Regardless, in her narrative discussion, the ALJ explicitly considered much the evidence Gladys claims was overlooked. See R. 24 (noting findings of “ankle tenderness with significant edema and decreased range of motion” in December 2017 and “pedal and tibial edema 2 to 3+ in her right leg and 1 to 2+ in the left leg” in July 2018); R. 25 (noting hyperesthesia of the right toes in November 2018). Nonetheless, she also noted conflicting findings showing no edema, or only minimal edema. See R. 23 (noting “no lower extremity edema” on exam in March 2017, no edema in May 2017); R. 24 (noting “no lower extremity edema” in February 2018, trace edema in the lower extremities in March 2018, “no lower extremity edema” in May 2018, and minimal lower extremity edema in July 2018 after a flare up). R. 25 (noting “1+ lower extremity edema” in October 2018 and trace edema in January 2019). Taking the ALJ's opinion as a whole, it is clear she considered the evidence cited by Gladys and reasonably determined that Gladys's “generally minimal lower extremity edema,” R. 26, nonetheless only warranted restricting Gladys to “light” work with a sit/stand option every thirty minutes, but did not support the far more restrictive limitations offered in Dr. Doss's opinion. See Thompson v. Colvin, No. 7:13cv32, 2014 WL 4792956, at *3 (W.D. Va. Sept. 25, 2014) (“Taking the ALJ's opinion as a whole, it is clear that he considered the evidence of record and provided sufficient support for his decision.”). Thus, I find no error in ALJ Munday's assigning “little wight” to Dr. Doss's extremely limiting opinion.

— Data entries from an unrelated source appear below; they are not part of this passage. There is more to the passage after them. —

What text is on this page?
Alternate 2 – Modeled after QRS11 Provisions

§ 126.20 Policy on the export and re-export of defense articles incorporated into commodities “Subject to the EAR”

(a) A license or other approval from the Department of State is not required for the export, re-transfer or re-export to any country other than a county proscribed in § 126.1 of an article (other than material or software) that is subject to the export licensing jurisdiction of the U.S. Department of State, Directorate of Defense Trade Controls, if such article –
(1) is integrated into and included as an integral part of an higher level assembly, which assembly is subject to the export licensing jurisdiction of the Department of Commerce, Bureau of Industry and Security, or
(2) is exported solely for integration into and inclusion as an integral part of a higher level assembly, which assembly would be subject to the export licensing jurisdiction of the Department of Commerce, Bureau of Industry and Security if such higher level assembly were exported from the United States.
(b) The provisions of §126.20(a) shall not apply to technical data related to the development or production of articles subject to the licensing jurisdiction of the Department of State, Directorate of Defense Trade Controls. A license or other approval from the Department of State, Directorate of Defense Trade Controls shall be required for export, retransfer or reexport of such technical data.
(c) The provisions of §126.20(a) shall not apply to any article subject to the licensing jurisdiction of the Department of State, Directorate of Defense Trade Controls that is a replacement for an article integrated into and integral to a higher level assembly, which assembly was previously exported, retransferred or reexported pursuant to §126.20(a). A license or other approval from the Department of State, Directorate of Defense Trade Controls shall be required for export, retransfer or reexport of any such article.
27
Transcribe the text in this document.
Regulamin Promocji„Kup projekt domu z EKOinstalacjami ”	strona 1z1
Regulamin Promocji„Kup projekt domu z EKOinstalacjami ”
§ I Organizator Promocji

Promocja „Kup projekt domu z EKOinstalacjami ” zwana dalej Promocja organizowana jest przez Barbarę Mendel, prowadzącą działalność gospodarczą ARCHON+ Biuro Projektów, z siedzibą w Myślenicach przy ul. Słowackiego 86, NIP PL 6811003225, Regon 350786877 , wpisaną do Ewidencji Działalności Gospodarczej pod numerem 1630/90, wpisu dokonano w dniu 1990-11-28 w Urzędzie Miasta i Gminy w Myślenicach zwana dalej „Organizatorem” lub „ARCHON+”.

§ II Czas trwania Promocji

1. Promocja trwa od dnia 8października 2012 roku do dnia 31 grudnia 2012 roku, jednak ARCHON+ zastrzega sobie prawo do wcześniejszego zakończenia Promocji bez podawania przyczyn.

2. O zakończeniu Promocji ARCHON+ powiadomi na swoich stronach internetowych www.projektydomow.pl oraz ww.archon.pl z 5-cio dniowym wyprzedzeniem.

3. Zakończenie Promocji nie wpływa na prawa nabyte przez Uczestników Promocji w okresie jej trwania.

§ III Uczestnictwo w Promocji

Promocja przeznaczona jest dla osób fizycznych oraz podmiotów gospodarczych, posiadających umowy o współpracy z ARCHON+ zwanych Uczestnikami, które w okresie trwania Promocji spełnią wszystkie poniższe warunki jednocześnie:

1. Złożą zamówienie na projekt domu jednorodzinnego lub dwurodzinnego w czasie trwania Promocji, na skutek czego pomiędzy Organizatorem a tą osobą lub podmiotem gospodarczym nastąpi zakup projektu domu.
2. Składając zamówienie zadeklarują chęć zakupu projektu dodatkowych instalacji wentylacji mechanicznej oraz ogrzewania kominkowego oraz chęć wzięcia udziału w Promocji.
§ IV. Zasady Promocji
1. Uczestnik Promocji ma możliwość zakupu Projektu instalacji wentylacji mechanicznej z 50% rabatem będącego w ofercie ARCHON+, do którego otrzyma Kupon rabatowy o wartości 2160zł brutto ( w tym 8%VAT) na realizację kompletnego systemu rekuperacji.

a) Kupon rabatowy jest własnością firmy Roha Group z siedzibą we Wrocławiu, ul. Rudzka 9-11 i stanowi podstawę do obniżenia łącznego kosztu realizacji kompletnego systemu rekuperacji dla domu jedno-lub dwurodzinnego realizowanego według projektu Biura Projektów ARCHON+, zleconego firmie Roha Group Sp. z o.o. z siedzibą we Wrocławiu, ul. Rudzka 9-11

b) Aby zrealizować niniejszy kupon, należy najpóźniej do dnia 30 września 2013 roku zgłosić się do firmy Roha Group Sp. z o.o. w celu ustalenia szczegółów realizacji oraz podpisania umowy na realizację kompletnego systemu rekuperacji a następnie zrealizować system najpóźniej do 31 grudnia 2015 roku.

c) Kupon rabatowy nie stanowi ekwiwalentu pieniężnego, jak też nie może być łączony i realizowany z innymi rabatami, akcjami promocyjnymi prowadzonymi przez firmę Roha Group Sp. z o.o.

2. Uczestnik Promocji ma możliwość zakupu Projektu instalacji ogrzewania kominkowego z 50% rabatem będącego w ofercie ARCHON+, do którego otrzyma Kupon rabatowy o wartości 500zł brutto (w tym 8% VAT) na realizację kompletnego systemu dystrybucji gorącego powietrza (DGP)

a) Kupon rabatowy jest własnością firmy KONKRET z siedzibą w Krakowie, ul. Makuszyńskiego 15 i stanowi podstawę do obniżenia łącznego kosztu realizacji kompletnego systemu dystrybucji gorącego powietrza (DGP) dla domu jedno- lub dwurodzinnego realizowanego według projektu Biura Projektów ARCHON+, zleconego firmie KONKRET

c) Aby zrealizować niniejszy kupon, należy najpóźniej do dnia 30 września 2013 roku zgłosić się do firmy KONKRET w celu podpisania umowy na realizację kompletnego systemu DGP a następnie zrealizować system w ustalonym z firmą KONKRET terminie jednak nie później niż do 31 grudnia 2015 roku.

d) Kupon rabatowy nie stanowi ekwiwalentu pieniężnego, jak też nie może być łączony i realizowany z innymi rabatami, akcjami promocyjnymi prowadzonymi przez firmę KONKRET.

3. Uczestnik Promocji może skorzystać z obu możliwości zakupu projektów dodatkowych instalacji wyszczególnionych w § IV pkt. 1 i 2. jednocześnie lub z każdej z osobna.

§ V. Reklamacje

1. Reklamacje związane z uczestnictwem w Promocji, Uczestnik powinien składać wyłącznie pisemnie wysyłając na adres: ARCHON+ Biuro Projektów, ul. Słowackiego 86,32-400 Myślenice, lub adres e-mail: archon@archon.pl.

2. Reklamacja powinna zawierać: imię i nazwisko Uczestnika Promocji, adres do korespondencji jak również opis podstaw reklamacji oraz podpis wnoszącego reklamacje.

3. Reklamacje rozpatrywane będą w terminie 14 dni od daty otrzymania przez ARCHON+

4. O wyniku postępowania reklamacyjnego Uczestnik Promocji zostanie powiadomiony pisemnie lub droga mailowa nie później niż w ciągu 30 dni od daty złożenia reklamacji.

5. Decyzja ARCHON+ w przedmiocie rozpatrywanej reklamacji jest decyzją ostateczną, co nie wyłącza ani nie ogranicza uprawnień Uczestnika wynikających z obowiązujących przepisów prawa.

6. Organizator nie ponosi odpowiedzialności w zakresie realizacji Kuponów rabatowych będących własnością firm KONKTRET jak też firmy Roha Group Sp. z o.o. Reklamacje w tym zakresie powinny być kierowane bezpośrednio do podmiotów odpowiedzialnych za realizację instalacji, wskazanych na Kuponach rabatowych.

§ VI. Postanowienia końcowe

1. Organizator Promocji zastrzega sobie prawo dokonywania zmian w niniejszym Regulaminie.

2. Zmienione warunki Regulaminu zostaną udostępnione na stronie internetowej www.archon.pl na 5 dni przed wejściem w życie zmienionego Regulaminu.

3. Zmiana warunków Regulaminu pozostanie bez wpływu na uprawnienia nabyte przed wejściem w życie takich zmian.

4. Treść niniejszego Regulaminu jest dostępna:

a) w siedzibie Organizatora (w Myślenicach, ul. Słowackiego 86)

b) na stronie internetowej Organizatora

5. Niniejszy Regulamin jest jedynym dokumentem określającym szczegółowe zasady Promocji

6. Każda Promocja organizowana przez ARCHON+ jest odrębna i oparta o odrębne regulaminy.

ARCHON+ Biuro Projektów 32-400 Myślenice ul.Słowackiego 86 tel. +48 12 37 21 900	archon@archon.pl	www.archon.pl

Lastly, Gladys contends that ALJ Munday erred by relying on her “generally . . . normal gait” as a basis for discrediting Dr. Doss's findings. Pl.'s Br. 11-12. For the reasons discussed above, however, a claimant's normal gait is reflective of the claimant's ability to stand and walk, at least to some degree. See Patricia M. v. Comm'r of Soc. Sec., No. 4:18cv60, 2020 WL 2107081, at *8 (W.D. Va. Apr. 1, 2020) (finding ALJ satisfied treating physician rule where she explained that opinion was inconsistent with physician's own finding, including that claimant “almost always walked with a normal gait”), adopted by 2020 WL 2105015 (W.D. Va. May 1, 2020). And, an ALJ may reasonably discredit a treating physician's opinion based on its inconsistencies with the objective medical evidence of record. As such, I find no error in the ALJ relying on findings that Gladys had a normal gait as one reason for concluding that the limitations identified by Dr. Doss were not supported by the record.
IV. Conclusion
For the foregoing reasons, I respectfully recommend that the presiding District Judge DENY Gladys's Motion for Summary Judgment, ECF No. 15, GRANT the Commissioner's Motion for Summary Judgment, ECF No. 17, AFFIRM the Commissioner's final decision, and DISMISS this case from the Court's active docket.
Notice to Parties
Notice is hereby given to the parties of the provisions of 28 U.S.C. § 636(b)(1)(C):
Within fourteen days after being served with a copy [of this Report and Recommendation], any party may serve and file written objections to such proposed findings and recommendations as provided by rules of court. A judge of the court shall make a de novo determination of those portions of the report or specified proposed findings or recommendations to which objection is made. A judge of the court may accept, reject, or modify, in whole or in part, the findings or recommendations made by the magistrate judge. The judge may also receive further evidence or recommit the matter to the magistrate judge with instructions.
Failure to file timely written objections to these proposed findings and recommendations within 14 days could waive appellate review. At the conclusion of the 14 day period, the Clerk is directed to transmit the record in this matter to the presiding District Judge.
The Clerk shall send certified copies of this Report and Recommendation to the parties.